The Committee shall provide oversight for pension, savings, employee stock ownership, deferred compensation and all other retirement plans (collectively, the "Pension Plans"), including, for any Pension Plans subject to the funding, administrative or fiduciary responsibility rules of ERISA, oversight of management's attestation that the Plans are in substantial compliance with ERISA.
On at least an annual basis, the Committee shall review financial information relating to the assets, changes in actuarial assumptions and potential funding requirements of the Pension Plans.
The Committee shall periodically receive reports on filings made with government agencies or other regulatory authorities relating to the financial status of the Pension Plans.
The Committee may receive periodically reports on significant issues related to the Corporation's non-U.S. based retirement programs.
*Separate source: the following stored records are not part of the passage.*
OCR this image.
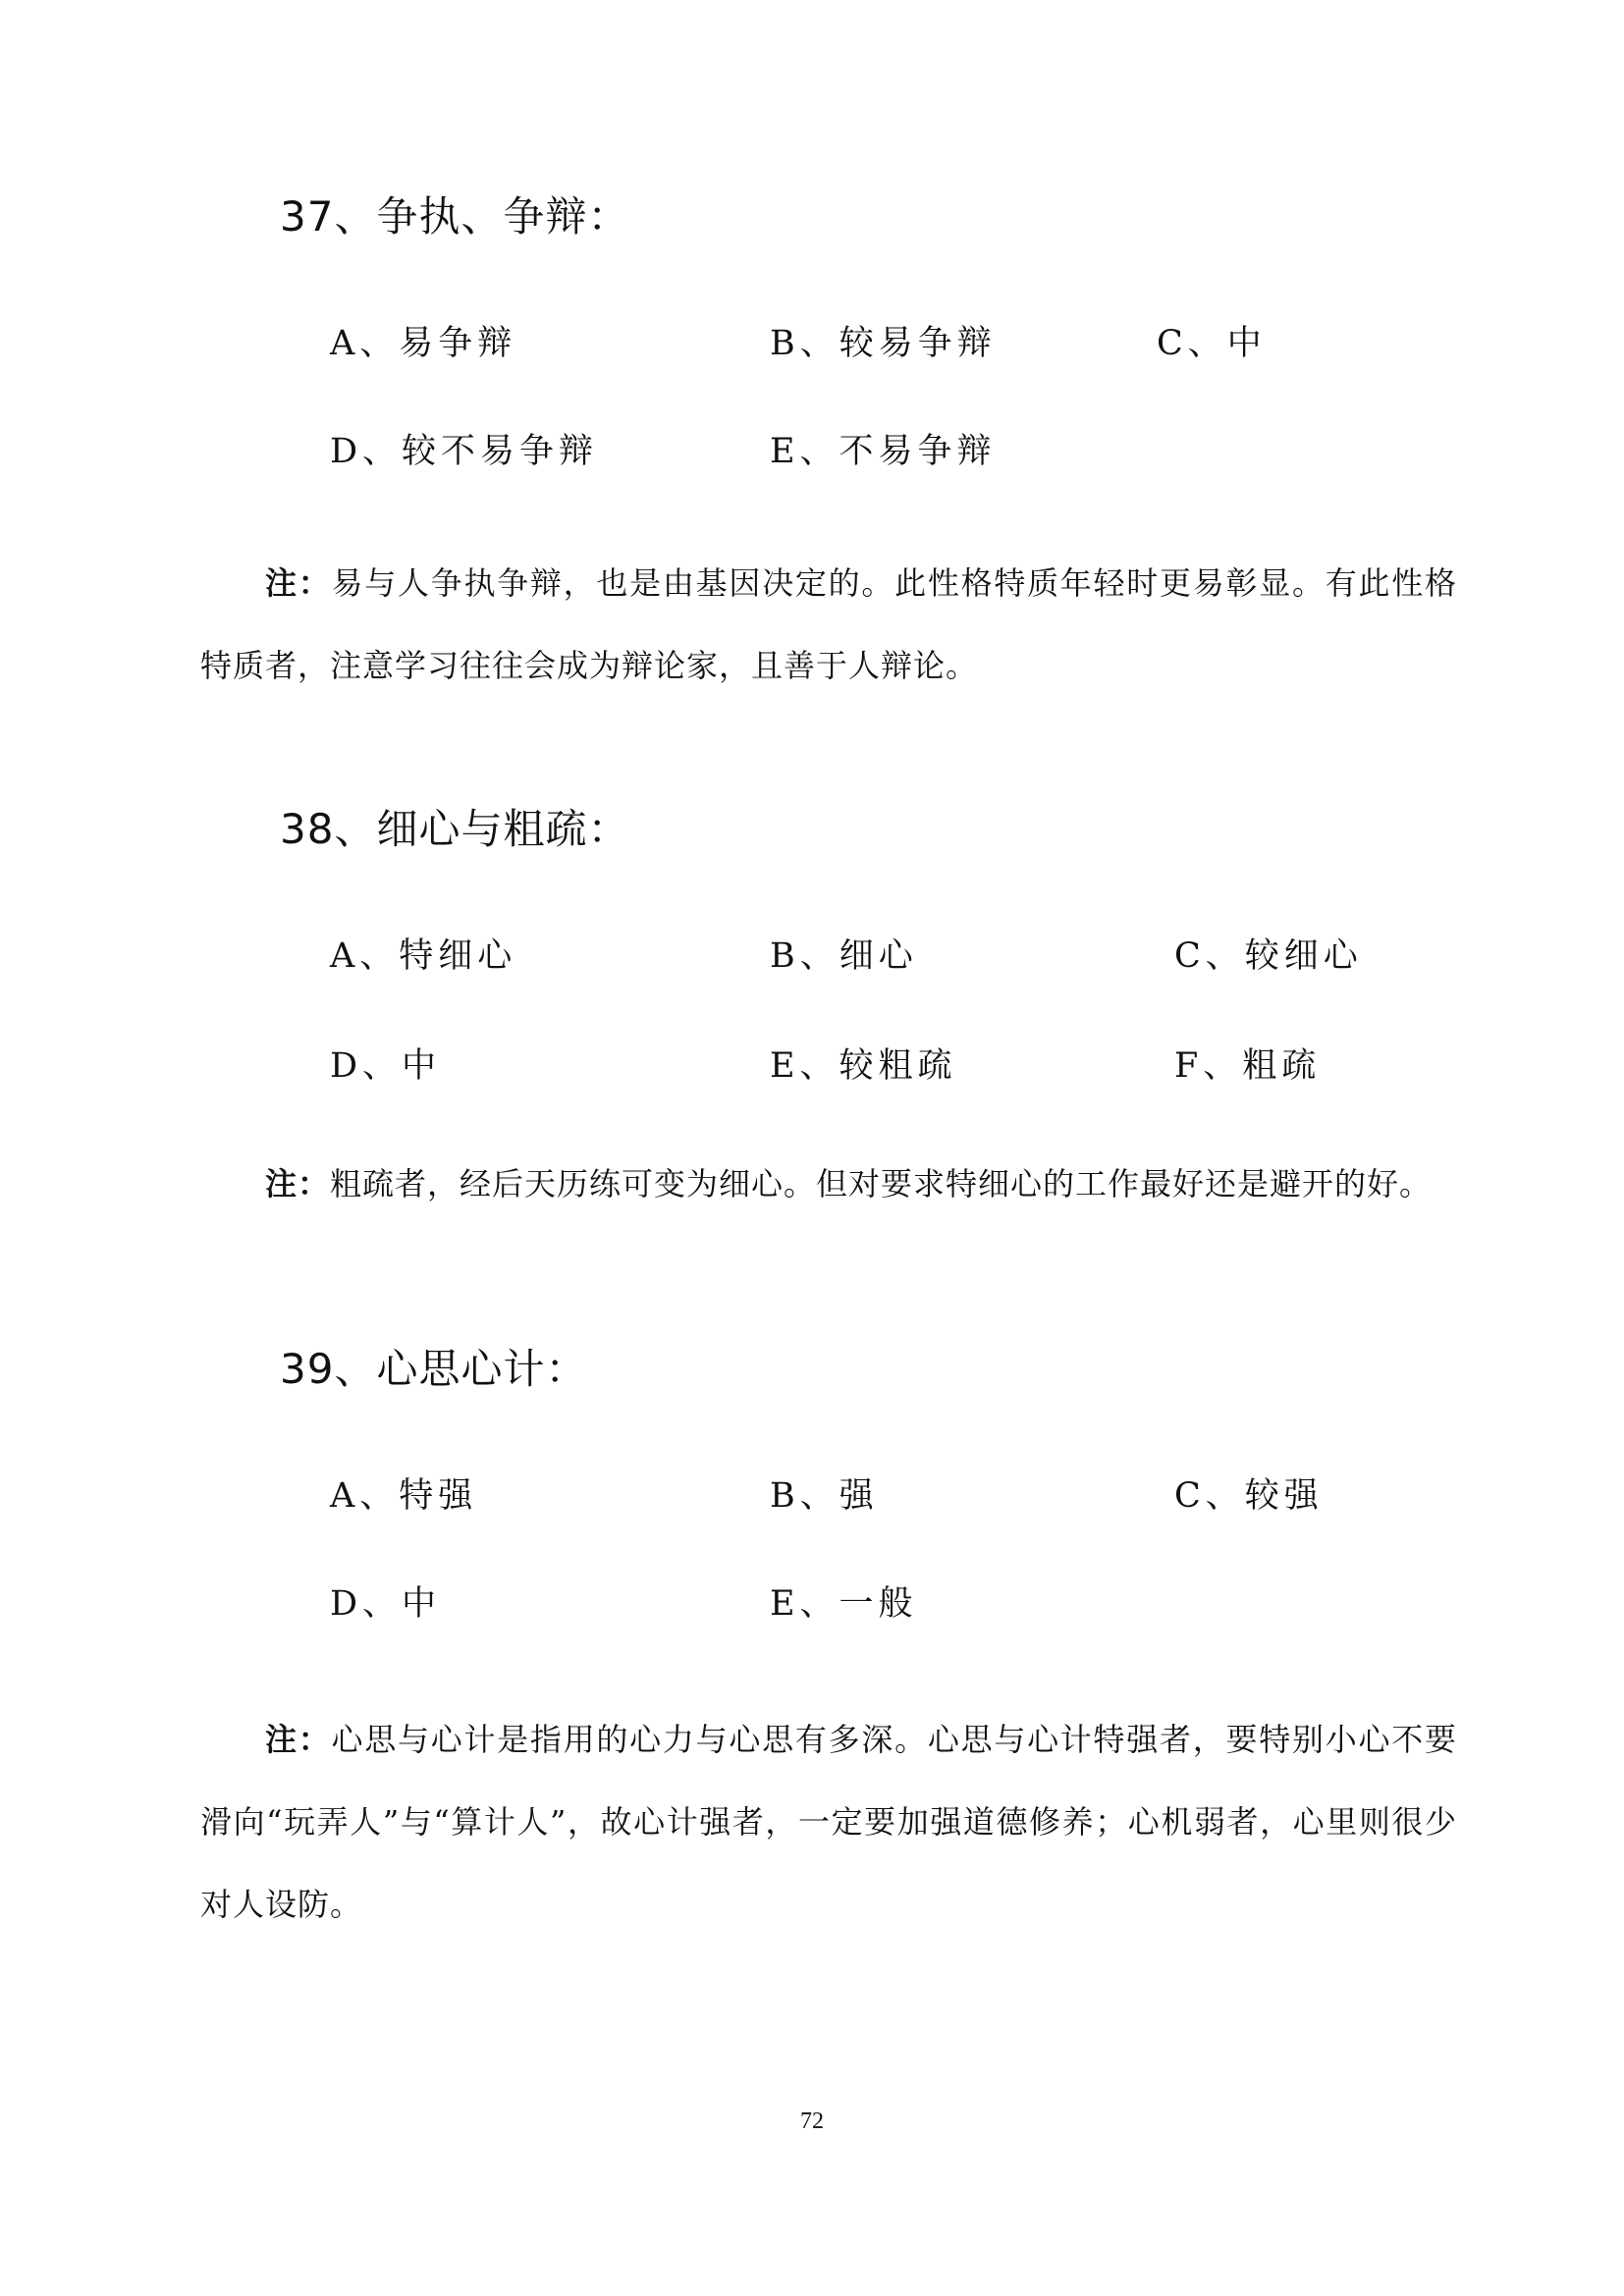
37、争执、争辩：
A、易争辩	B、较易争辩	C、中
D、较不易争辩	E、不易争辩
注：易与人争执争辩，也是由基因决定的。此性格特质年轻时更易彰显。有此性格特质者，注意学习往往会成为辩论家，且善于人辩论。
38、细心与粗疏：
A、特细心	B、细心	C、较细心
D、中	E、较粗疏	F、粗疏
注：粗疏者，经后天历练可变为细心。但对要求特细心的工作最好还是避开的好。
39、心思心计：
A、特强	B、强	C、较强
D、中	E、一般
注：心思与心计是指用的心力与心思有多深。心思与心计特强者，要特别小心不要滑向“玩弄人”与“算计人”，故心计强者，一定要加强道德修养；心机弱者，心里则很少对人设防。
72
In no event shall the Committee act as a named fiduciary (within the meaning of ERISA) of the Pension Plans, meaning, among other things, that the Committee shall have (a) no discretionary authority to manage or administer any Pension Plan, and (b) no investment authority with respect to any assets of the Pension Plans. Such authority is expressly reserved for the Named Fiduciary Committee or Committees of each Pension Plan.